Mutual Fund SIP investment: Should Mutual Fund (MF) SIP investors be influenced by news reports of slowdown in the economy? Should they stop SIP? These are some of the concerns of first-time investors these days. Experts, however, suggest that first-timers must acknowledge the fact that markets remain volatile. It undergoes the cyclic process of ups and downs.
With Mutual Funds, investors get an opportunity to invest both in equity and debt. The downward trend in the market often fills a sense of dejection in equity mutual fund investors. And it is at this point when they start thinking of stopping their SIPs. However, experts advocate against stopping SIPs as bad news for the market today could become good news for investors in the long run.
Tax and Investment expert Balwant Jain is strongly against stopping SIPs. Jain told FE Online that SIP investors should stay the course. He even said that the very thought of stopping SIPs should never come to the mind of investors.
Jain explained equity MF investment with the example of a marathon. “Equity investment is for the long haul. In a marathon, you would see winners remain behind in the initial laps. But as the race comes to end, the winners come to the fore.”
“It is not like Fixed Deposit where money keeps on increasing in your account till maturity. In equity MF, the value of your investment may go down sometimes, or may go up, but if you remain invested, it is bound to grow,” Jain added.

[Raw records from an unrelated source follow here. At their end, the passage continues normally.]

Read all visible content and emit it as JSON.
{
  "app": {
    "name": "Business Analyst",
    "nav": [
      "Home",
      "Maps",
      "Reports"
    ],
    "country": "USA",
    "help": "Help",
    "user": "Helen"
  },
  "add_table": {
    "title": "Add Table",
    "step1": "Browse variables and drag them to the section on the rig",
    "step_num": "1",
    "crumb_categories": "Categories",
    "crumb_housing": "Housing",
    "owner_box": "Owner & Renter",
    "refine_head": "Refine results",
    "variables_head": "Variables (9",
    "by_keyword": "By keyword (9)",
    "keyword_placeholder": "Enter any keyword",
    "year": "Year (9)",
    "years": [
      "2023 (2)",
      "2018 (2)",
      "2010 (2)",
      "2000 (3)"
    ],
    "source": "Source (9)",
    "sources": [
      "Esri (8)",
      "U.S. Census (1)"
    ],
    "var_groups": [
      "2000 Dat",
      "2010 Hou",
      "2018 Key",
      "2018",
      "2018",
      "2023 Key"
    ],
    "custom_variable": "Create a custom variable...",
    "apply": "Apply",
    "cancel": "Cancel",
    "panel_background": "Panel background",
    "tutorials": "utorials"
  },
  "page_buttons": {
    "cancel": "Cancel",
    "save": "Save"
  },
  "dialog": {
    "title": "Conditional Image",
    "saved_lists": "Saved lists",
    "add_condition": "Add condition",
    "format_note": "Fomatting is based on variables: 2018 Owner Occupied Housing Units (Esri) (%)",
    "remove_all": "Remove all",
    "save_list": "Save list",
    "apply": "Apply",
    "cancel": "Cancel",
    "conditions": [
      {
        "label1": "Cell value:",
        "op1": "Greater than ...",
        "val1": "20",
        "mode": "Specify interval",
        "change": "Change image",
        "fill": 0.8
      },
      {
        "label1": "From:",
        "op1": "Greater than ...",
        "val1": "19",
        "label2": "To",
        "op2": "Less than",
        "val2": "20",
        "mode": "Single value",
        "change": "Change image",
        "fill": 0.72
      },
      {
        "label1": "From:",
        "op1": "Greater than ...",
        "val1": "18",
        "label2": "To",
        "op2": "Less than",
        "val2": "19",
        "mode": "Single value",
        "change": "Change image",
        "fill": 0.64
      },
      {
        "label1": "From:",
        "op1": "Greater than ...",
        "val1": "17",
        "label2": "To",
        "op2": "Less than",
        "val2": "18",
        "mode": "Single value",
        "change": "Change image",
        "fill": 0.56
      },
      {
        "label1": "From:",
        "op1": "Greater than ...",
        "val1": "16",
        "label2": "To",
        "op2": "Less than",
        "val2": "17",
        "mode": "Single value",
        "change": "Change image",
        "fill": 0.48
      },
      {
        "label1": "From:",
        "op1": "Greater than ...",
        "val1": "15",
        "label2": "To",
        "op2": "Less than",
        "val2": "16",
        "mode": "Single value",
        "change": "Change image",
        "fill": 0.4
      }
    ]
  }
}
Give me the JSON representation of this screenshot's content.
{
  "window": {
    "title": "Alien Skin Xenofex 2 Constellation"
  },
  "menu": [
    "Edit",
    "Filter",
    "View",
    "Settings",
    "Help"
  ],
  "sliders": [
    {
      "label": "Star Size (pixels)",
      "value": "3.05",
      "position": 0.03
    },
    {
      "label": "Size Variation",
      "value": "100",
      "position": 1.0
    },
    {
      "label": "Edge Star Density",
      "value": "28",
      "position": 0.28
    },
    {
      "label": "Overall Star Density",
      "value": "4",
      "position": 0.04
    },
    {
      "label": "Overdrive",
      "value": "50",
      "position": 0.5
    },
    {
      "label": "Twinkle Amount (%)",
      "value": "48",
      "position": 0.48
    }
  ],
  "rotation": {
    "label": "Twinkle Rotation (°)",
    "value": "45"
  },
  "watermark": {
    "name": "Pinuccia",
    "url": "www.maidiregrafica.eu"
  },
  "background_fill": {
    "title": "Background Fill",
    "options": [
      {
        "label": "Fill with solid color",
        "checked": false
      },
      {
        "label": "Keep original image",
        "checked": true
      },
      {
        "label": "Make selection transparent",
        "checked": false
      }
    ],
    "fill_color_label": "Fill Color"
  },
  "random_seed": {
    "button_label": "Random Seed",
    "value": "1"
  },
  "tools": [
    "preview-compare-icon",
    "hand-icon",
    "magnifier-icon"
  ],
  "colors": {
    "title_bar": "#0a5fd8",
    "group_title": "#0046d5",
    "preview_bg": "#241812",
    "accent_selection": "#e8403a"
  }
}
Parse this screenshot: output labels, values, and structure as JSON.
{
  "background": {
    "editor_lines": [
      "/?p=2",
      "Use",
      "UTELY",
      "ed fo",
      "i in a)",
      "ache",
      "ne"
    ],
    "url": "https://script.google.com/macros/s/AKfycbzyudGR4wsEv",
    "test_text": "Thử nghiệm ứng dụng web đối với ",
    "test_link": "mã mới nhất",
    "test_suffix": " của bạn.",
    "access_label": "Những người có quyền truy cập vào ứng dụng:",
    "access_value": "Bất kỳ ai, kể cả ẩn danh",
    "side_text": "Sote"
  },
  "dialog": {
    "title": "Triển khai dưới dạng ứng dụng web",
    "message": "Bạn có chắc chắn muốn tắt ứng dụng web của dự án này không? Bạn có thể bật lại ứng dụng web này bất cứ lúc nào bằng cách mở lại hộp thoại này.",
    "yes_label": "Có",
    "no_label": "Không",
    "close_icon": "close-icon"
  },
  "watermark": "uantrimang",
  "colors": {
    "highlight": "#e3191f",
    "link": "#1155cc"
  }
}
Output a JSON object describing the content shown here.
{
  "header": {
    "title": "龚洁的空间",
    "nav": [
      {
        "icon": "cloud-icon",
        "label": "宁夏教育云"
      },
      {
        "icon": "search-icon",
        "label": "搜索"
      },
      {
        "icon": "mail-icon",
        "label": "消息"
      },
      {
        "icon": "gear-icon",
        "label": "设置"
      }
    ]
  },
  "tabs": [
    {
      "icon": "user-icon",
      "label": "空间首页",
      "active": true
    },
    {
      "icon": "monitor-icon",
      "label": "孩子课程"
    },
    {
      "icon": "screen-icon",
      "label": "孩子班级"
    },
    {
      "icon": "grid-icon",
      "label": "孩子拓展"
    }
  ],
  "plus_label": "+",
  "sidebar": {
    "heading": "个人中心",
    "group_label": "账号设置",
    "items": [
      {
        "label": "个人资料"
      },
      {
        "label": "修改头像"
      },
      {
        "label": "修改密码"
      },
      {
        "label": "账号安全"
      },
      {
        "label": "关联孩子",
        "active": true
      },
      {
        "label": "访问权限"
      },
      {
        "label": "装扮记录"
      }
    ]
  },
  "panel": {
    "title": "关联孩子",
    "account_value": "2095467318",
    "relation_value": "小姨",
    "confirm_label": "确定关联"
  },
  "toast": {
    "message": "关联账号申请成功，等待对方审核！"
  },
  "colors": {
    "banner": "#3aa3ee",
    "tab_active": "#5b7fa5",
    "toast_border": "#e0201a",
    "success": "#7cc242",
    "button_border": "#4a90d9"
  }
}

SEBI-registered tax and investment expert Jitendra Solanki also told FE Online that SIPs should never be stopped. “One can benefit more from SIP when the market is down. If you have not got a return, it means the market hasn’t performed. You can’t take decisions based on 2-3 years of performance if you started SIP for 10 years.”
Solanki strongly suggests against getting influenced with news of slowdown. “You will not always see a linear growth in equity investment. You may see a downfall. One should be ready for the downfall, if one invests in the equity market.”
“Investments should continue even when the market is down. Suppose you keep investing when the market is down, you will become a gainer when the market goes up tomorrow,” he added.
Have 6-7 SIP? What to do?
First-timers often start several SIPs and start worrying when they start falling short of funds to continue the investment, or when the market slows down.
Solanki said, “There is no need to have 6-7 SIPs, unless and until you have started them in different categories. Most of the people do duplication by starting investment in two or more SIPs of the same kind.”
“One should diversify SIP only to the extent that it remains beneficial,” he added.
Jain suggested, “In one category, the investor should have only one scheme. For example: You can have an ELSS scheme, one scheme each of Large Cap, Small Cap, Mid Cap, and one aggressive hybrid fund.”